The brand — along with the category — grew well ahead of projections but there’s still a strong due diligence process in place, according to sources, and a deal, which would see Coke expand its minority slice of Zico to a majority stake, may not take place until after the end of the year.
While that doesn’t mean Zico, which started a relationship with Coke’s Venturing & Emerging Brands unit in 2009 as part of a $15 million investment round, won’t eventually be majority-owned by Coke, it’s also clear that reports indicating that it was imminent didn’t have the time frame right.
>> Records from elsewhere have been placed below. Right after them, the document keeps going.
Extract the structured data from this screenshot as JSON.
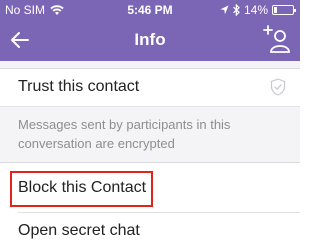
{
  "status_bar": {
    "carrier": "No SIM",
    "time": "5:46 PM",
    "battery_percent": "14%",
    "battery_level": 0.14
  },
  "header": {
    "title": "Info",
    "background_color": "#7b66b6"
  },
  "rows": {
    "trust_label": "Trust this contact",
    "encryption_note": "Messages sent by participants in this conversation are encrypted",
    "block_label": "Block this Contact",
    "secret_chat_label": "Open secret chat"
  },
  "highlight_color": "#e2231a",
  "icons": {
    "back": "arrow-left-icon",
    "add_participant": "add-user-icon",
    "trust": "shield-icon",
    "wifi": "wifi-icon",
    "location": "location-arrow-icon",
    "bluetooth": "bluetooth-icon",
    "battery": "battery-icon"
  }
}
From a ZICO operations standpoint, it looks like there won’t be major changes even as it opens its books to deep scrutiny by the bigger beverage company. The brand is still signing up smaller DSD operations — like Buckeye, in Ohio, and others in the Midwest — and shows few signs of cutting over more dramatically into the Coke system, despite previous moves to Coke and Coke-owned Odwalla delivery in some geographic regions, including Southern California.
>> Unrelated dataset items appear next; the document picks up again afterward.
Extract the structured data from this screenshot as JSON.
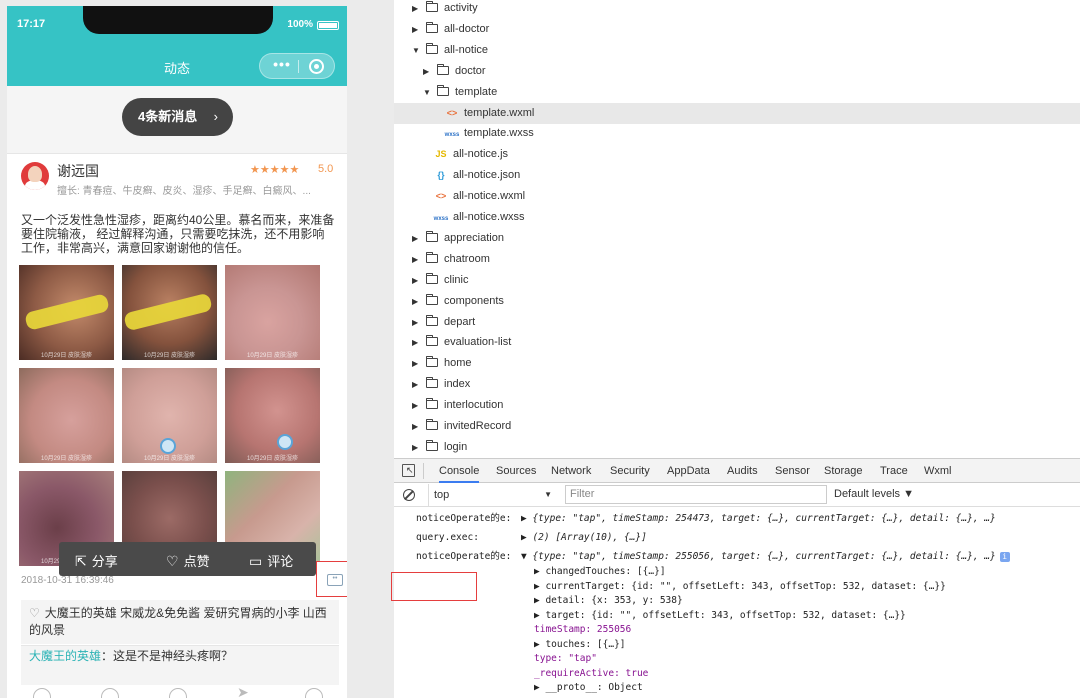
{
  "phone": {
    "time": "17:17",
    "battery": "100%",
    "nav_title": "动态",
    "capsule_dots": "•••",
    "new_messages": "4条新消息",
    "new_messages_arrow": "›",
    "post": {
      "doctor_name": "谢远国",
      "stars": "★★★★★",
      "rating": "5.0",
      "specialty": "擅长: 青春痘、牛皮癣、皮炎、湿疹、手足癣、白癜风、...",
      "text": "又一个泛发性急性湿疹，距离约40公里。慕名而来，来准备要住院输液， 经过解释沟通，只需要吃抹洗，还不用影响工作，非常高兴，满意回家谢谢他的信任。",
      "photo_watermark": "10月29日 皮肤湿疹",
      "share": "分享",
      "like": "点赞",
      "comment": "评论",
      "timestamp": "2018-10-31 16:39:46",
      "likes": "大魔王的英雄  宋威龙&免免酱  爱研究胃病的小李  山西的风景",
      "comment1_author": "大魔王的英雄",
      "comment1_text": "这是不是神经头疼啊？"
    }
  },
  "tree": [
    {
      "label": "activity",
      "type": "folder",
      "open": false,
      "indent": 0
    },
    {
      "label": "all-doctor",
      "type": "folder",
      "open": false,
      "indent": 0
    },
    {
      "label": "all-notice",
      "type": "folder",
      "open": true,
      "indent": 0
    },
    {
      "label": "doctor",
      "type": "folder",
      "open": false,
      "indent": 1
    },
    {
      "label": "template",
      "type": "folder",
      "open": true,
      "indent": 1
    },
    {
      "label": "template.wxml",
      "type": "wxml",
      "indent": 2,
      "selected": true
    },
    {
      "label": "template.wxss",
      "type": "wxss",
      "indent": 2
    },
    {
      "label": "all-notice.js",
      "type": "js",
      "indent": 1
    },
    {
      "label": "all-notice.json",
      "type": "json",
      "indent": 1
    },
    {
      "label": "all-notice.wxml",
      "type": "wxml",
      "indent": 1
    },
    {
      "label": "all-notice.wxss",
      "type": "wxss",
      "indent": 1
    },
    {
      "label": "appreciation",
      "type": "folder",
      "open": false,
      "indent": 0
    },
    {
      "label": "chatroom",
      "type": "folder",
      "open": false,
      "indent": 0
    },
    {
      "label": "clinic",
      "type": "folder",
      "open": false,
      "indent": 0
    },
    {
      "label": "components",
      "type": "folder",
      "open": false,
      "indent": 0
    },
    {
      "label": "depart",
      "type": "folder",
      "open": false,
      "indent": 0
    },
    {
      "label": "evaluation-list",
      "type": "folder",
      "open": false,
      "indent": 0
    },
    {
      "label": "home",
      "type": "folder",
      "open": false,
      "indent": 0
    },
    {
      "label": "index",
      "type": "folder",
      "open": false,
      "indent": 0
    },
    {
      "label": "interlocution",
      "type": "folder",
      "open": false,
      "indent": 0
    },
    {
      "label": "invitedRecord",
      "type": "folder",
      "open": false,
      "indent": 0
    },
    {
      "label": "login",
      "type": "folder",
      "open": false,
      "indent": 0
    }
  ],
  "icons": {
    "wxml": "<>",
    "wxss": "wxss",
    "js": "JS",
    "json": "{}"
  },
  "console": {
    "tabs": [
      "Console",
      "Sources",
      "Network",
      "Security",
      "AppData",
      "Audits",
      "Sensor",
      "Storage",
      "Trace",
      "Wxml"
    ],
    "context": "top",
    "filter_placeholder": "Filter",
    "levels": "Default levels ▼",
    "log1_label": "noticeOperate的e:",
    "log1_obj": "▶ {type: \"tap\", timeStamp: 254473, target: {…}, currentTarget: {…}, detail: {…}, …}",
    "log2_label": "query.exec:",
    "log2_obj": "▶ (2) [Array(10), {…}]",
    "log3_label": "noticeOperate的e:",
    "log3_obj": "▼ {type: \"tap\", timeStamp: 255056, target: {…}, currentTarget: {…}, detail: {…}, …}",
    "rows": [
      "▶ changedTouches: [{…}]",
      "▶ currentTarget: {id: \"\", offsetLeft: 343, offsetTop: 532, dataset: {…}}",
      "▶ detail: {x: 353, y: 538}",
      "▶ target: {id: \"\", offsetLeft: 343, offsetTop: 532, dataset: {…}}",
      "timeStamp: 255056",
      "▶ touches: [{…}]",
      "type: \"tap\"",
      "_requireActive: true",
      "▶ __proto__: Object"
    ]
  }
}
Even after a deal occurs, the brand is likely to remain largely independent, with certain caveats that are fairly broadly defined — like no Pepsi distributors, for example, or no major changes in the course or direction of the business, according to sources.
Insiders — including several early shareholders in the company — had told BevNET and other media outlets that they had been notified that ZICO would sell a majority stake to Coca-Cola by the end of last month. Such a move would have proven difficult last month, anyway, as Zico founder and CEO Mark Rampolla pulled a week of jury duty in September, making official business take place at a much slower pace (Rampolla relocated Zico’s home base from New Jersey to California in 2009 — guess he got a California license somewhere along the line).
Rampolla himself refused to discuss any part of the deal with BevNET.
“We are still going full steam ahead,” was all he offered BevNET during the NACS conference in Chicago.